Esa pregunta afectó a muchos escritores. Las implicaciones estéticas de este cambio forman el eje de El tragaluz, un drama de Antonio Buero Vallejo representado en 1967 en el Teatro Bellas Artes de Madrid. Un matrimonio anciano tiene dos hijos de distinto carácter y suerte social. Vicente es un triunfador, ha conseguido un buen trabajo en una editorial, disfruta de un coche nuevo, puede regalar electrodomésticos a sus padres y, además, goza de los favores sexuales de su secretaria. No le importa someter su conciencia a las órdenes de los jefes. Mario es un hombre amargado por su propia honestidad. Vive con sus padres en un sótano y no respeta la manera de ser y la alegría impudorosa con la que su hermano celebra el bienestar económico. La historia familiar esconde una herida abierta en los años de la Guerra Civil. Vicente traicionó a su familia y se subió él solo a un tren, dejando en la miseria al padre, la madre, a Mario y a una hermana pequeña que acabó muriendo de hambre. Desde el sótano, por un tragaluz, el padre ve pasar en la calle los zapatos de la vida.

Creo que la mejor interpretación de esta obra se la debemos a Emilio Romero, un periodista afín al régimen. En el artículo «Un sótano y el tren», publicado en el diario Pueblo, el 10 de octubre de 1967, escribió indignado:

La idea de la obra es, por lo que se ve, coger o no coger el tren; la moral que se predica en esta obra está en lo que la literatura política llama conciencia de resistencia. En la España del progreso, de los automóviles, de la revolución industrial, de la nueva legislación social, de la desaparición del analfabetismo, de la paz pública, de la renovación general de las cosas, del acogimiento a quince millones de extranjeros al año —sobre todos los defectos, y faltas, y errores e injusticias—, la moral del autor de El tragaluz se refugia en el sótano. ¡Pues no!

 

El escritor franquista se indigna ante la resistencia del dramaturgo republicano, condenado a muerte después de la guerra por los vencedores, que todavía en 1967 se niega a aplaudir la España del turismo, el desarrollo industrial y el progreso económico. Se trata de la España de los Veinticinco Años de Paz que Fraga Iribarne convirtió en una gran campaña publicitaria. El régimen intentaba lavarse la cara en esa época, iniciando una Transición desde sus propias entrañas. Hubo dos momentos políticos destacados en el proceso de institucionalización de la dictadura: la ley orgánica del Estado, aprobada en 1966 como disfraz legal, y la designación, el 23 de julio de 1969, de Juan Carlos de Borbón como sucesor de Franco a título de rey.

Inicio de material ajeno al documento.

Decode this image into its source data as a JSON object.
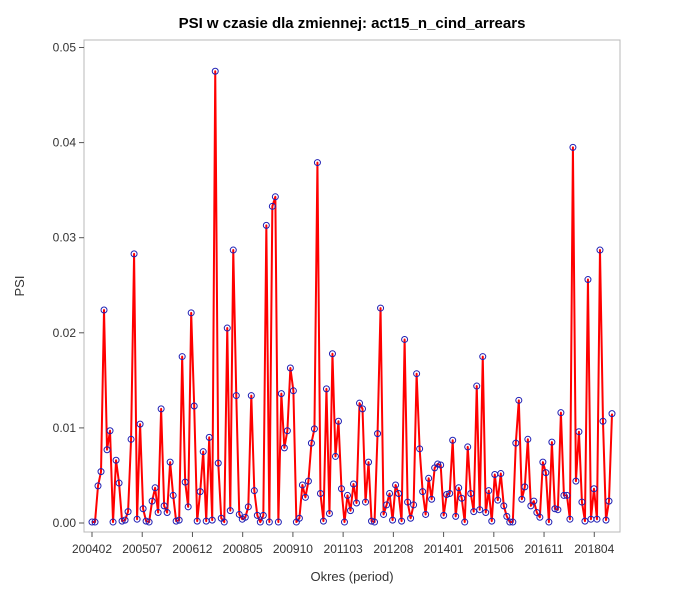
{
  "chart_data": {
    "type": "line",
    "title": "PSI w czasie dla zmiennej: act15_n_cind_arrears",
    "xlabel": "Okres (period)",
    "ylabel": "PSI",
    "ylim": [
      0,
      0.05
    ],
    "y_ticks": [
      "0.00",
      "0.01",
      "0.02",
      "0.03",
      "0.04",
      "0.05"
    ],
    "x_ticks": [
      "200402",
      "200507",
      "200612",
      "200805",
      "200910",
      "201103",
      "201208",
      "201401",
      "201506",
      "201611",
      "201804"
    ],
    "x_start": "200402",
    "x_end": "201810",
    "grid": false,
    "legend": "none",
    "colors": {
      "line": "#ff0000",
      "marker": "#1f1fb4"
    },
    "series": [
      {
        "values": [
          0.0001,
          0.0001,
          0.0039,
          0.0054,
          0.0224,
          0.0077,
          0.0097,
          0.0001,
          0.0066,
          0.0042,
          0.0002,
          0.0003,
          0.0012,
          0.0088,
          0.0283,
          0.0004,
          0.0104,
          0.0015,
          0.0002,
          0.0001,
          0.0023,
          0.0037,
          0.0011,
          0.012,
          0.0018,
          0.0011,
          0.0064,
          0.0029,
          0.0002,
          0.0003,
          0.0175,
          0.0043,
          0.0017,
          0.0221,
          0.0123,
          0.0002,
          0.0033,
          0.0075,
          0.0002,
          0.009,
          0.0003,
          0.0475,
          0.0063,
          0.0005,
          0.0001,
          0.0205,
          0.0013,
          0.0287,
          0.0134,
          0.0009,
          0.0004,
          0.0006,
          0.0017,
          0.0134,
          0.0034,
          0.0008,
          0.0001,
          0.0008,
          0.0313,
          0.0001,
          0.0333,
          0.0343,
          0.0001,
          0.0136,
          0.0079,
          0.0097,
          0.0163,
          0.0139,
          0.0001,
          0.0005,
          0.004,
          0.0027,
          0.0044,
          0.0084,
          0.0099,
          0.0379,
          0.0031,
          0.0002,
          0.0141,
          0.001,
          0.0178,
          0.007,
          0.0107,
          0.0036,
          0.0001,
          0.0029,
          0.0013,
          0.0041,
          0.0021,
          0.0126,
          0.012,
          0.0022,
          0.0064,
          0.0002,
          0.0001,
          0.0094,
          0.0226,
          0.0009,
          0.0019,
          0.0031,
          0.0003,
          0.004,
          0.0031,
          0.0002,
          0.0193,
          0.0022,
          0.0005,
          0.0019,
          0.0157,
          0.0078,
          0.0033,
          0.0009,
          0.0047,
          0.0025,
          0.0058,
          0.0062,
          0.0061,
          0.0008,
          0.003,
          0.0031,
          0.0087,
          0.0007,
          0.0037,
          0.0026,
          0.0001,
          0.008,
          0.0031,
          0.0012,
          0.0144,
          0.0014,
          0.0175,
          0.0011,
          0.0034,
          0.0002,
          0.0051,
          0.0024,
          0.0052,
          0.0018,
          0.0007,
          0.0001,
          0.0001,
          0.0084,
          0.0129,
          0.0025,
          0.0038,
          0.0088,
          0.0018,
          0.0023,
          0.0011,
          0.0006,
          0.0064,
          0.0053,
          0.0001,
          0.0085,
          0.0015,
          0.0014,
          0.0116,
          0.0029,
          0.0029,
          0.0004,
          0.0395,
          0.0044,
          0.0096,
          0.0022,
          0.0002,
          0.0256,
          0.0004,
          0.0036,
          0.0004,
          0.0287,
          0.0107,
          0.0003,
          0.0023,
          0.0115
        ]
      }
    ]
  }
}
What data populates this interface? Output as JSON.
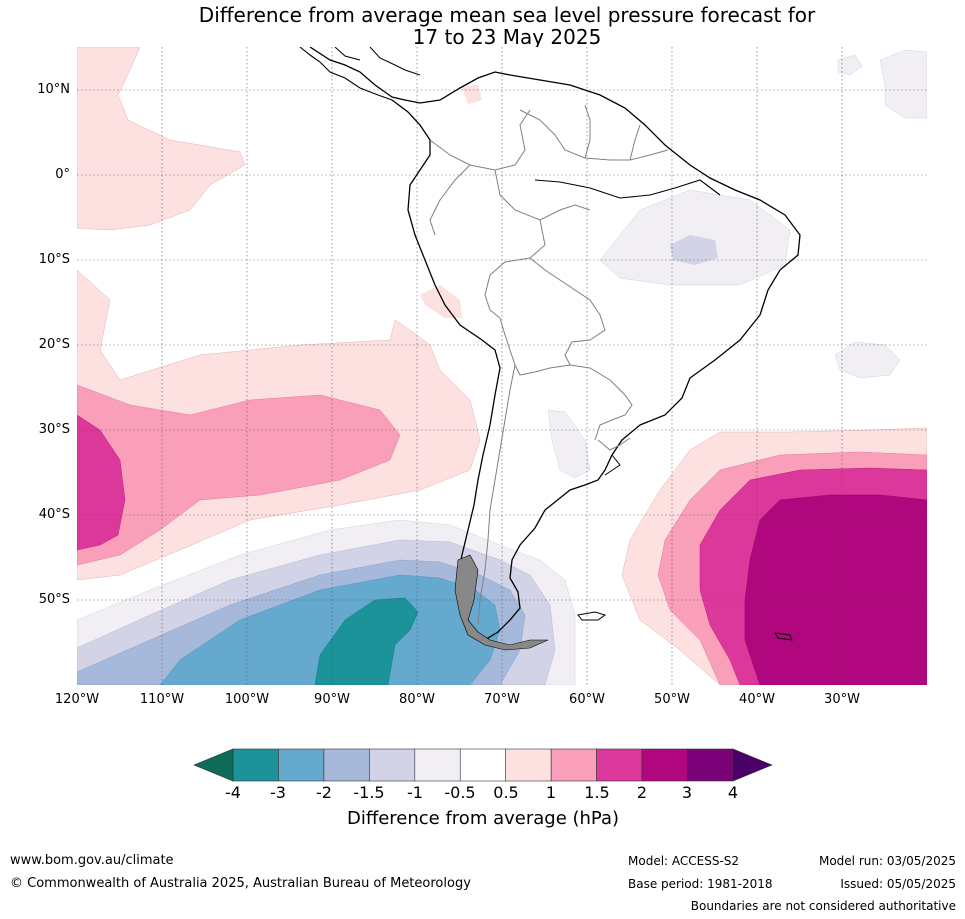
{
  "title_line1": "Difference from average mean sea level pressure forecast for",
  "title_line2": "17 to 23 May 2025",
  "lat_labels": [
    "10°N",
    "0°",
    "10°S",
    "20°S",
    "30°S",
    "40°S",
    "50°S"
  ],
  "lon_labels": [
    "120°W",
    "110°W",
    "100°W",
    "90°W",
    "80°W",
    "70°W",
    "60°W",
    "50°W",
    "40°W",
    "30°W"
  ],
  "colorbar": {
    "title": "Difference from average (hPa)",
    "ticks": [
      "-4",
      "-3",
      "-2",
      "-1.5",
      "-1",
      "-0.5",
      "0.5",
      "1",
      "1.5",
      "2",
      "3",
      "4"
    ],
    "colors": [
      "#1c9299",
      "#66a9ce",
      "#a7b9da",
      "#d2d3e6",
      "#f1eef4",
      "#ffffff",
      "#fde0e0",
      "#f99fba",
      "#dc379a",
      "#b0077f",
      "#7a0177"
    ],
    "under_color": "#0e6b5a",
    "over_color": "#4a0068"
  },
  "footer": {
    "website": "www.bom.gov.au/climate",
    "copyright": "© Commonwealth of Australia 2025, Australian Bureau of Meteorology",
    "model": "Model: ACCESS-S2",
    "base_period": "Base period: 1981-2018",
    "model_run": "Model run: 03/05/2025",
    "issued": "Issued: 05/05/2025",
    "disclaimer": "Boundaries are not considered authoritative"
  }
}
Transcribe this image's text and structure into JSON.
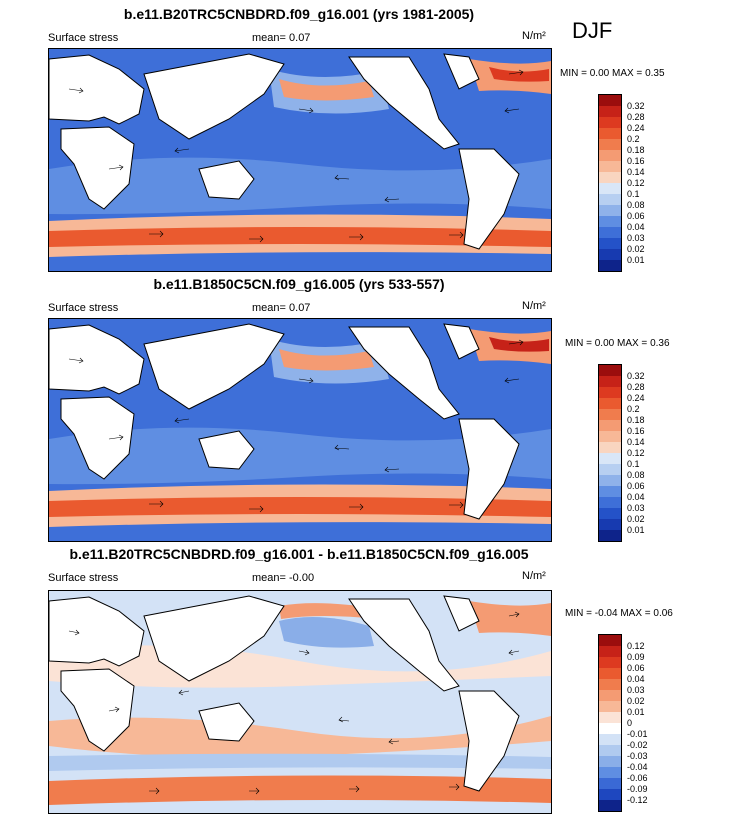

Ángel González escribe en Tratado de urbanismo sobre la nueva realidad del «Centro Comercial», que reduce la luz de la esperanza a la brillantes bombillas de la publicidad, y sobre la «Civilización de la opulencia», en la que los cantos de sirena llegan en forma de ofertas desde los escaparates, los mismos cantos tramposos «que tentaron a Ulises en el curso de su desesperante singladura» (2010, pág. 226). Muchos españoles envidiaban la lejanía de los países ricos, «un mundo diferente, / más profundo y mejor, / para mostrar su perfección de seres / colmados» (2004, pág. 226). Aunque se sienten todavía alejados de esa riqueza, poco a poco son invitados a pensar que el futuro no es un debate político, sino un desarrollo económico. El muro a derribar de la pobreza ya no se identifica de forma inmediata con el muro de la falta de libertad:

Así las cosas,

así las mercancías:

indiferentes, ciegos símbolos

de la felicidad, seguros

del otro lado del cristal manchado

con el aliento y la avidez de ese

tropel informe y presuroso

que vacila, se para, mira y sigue

buscando nuevas grietas en el muro (2004, pág. 226).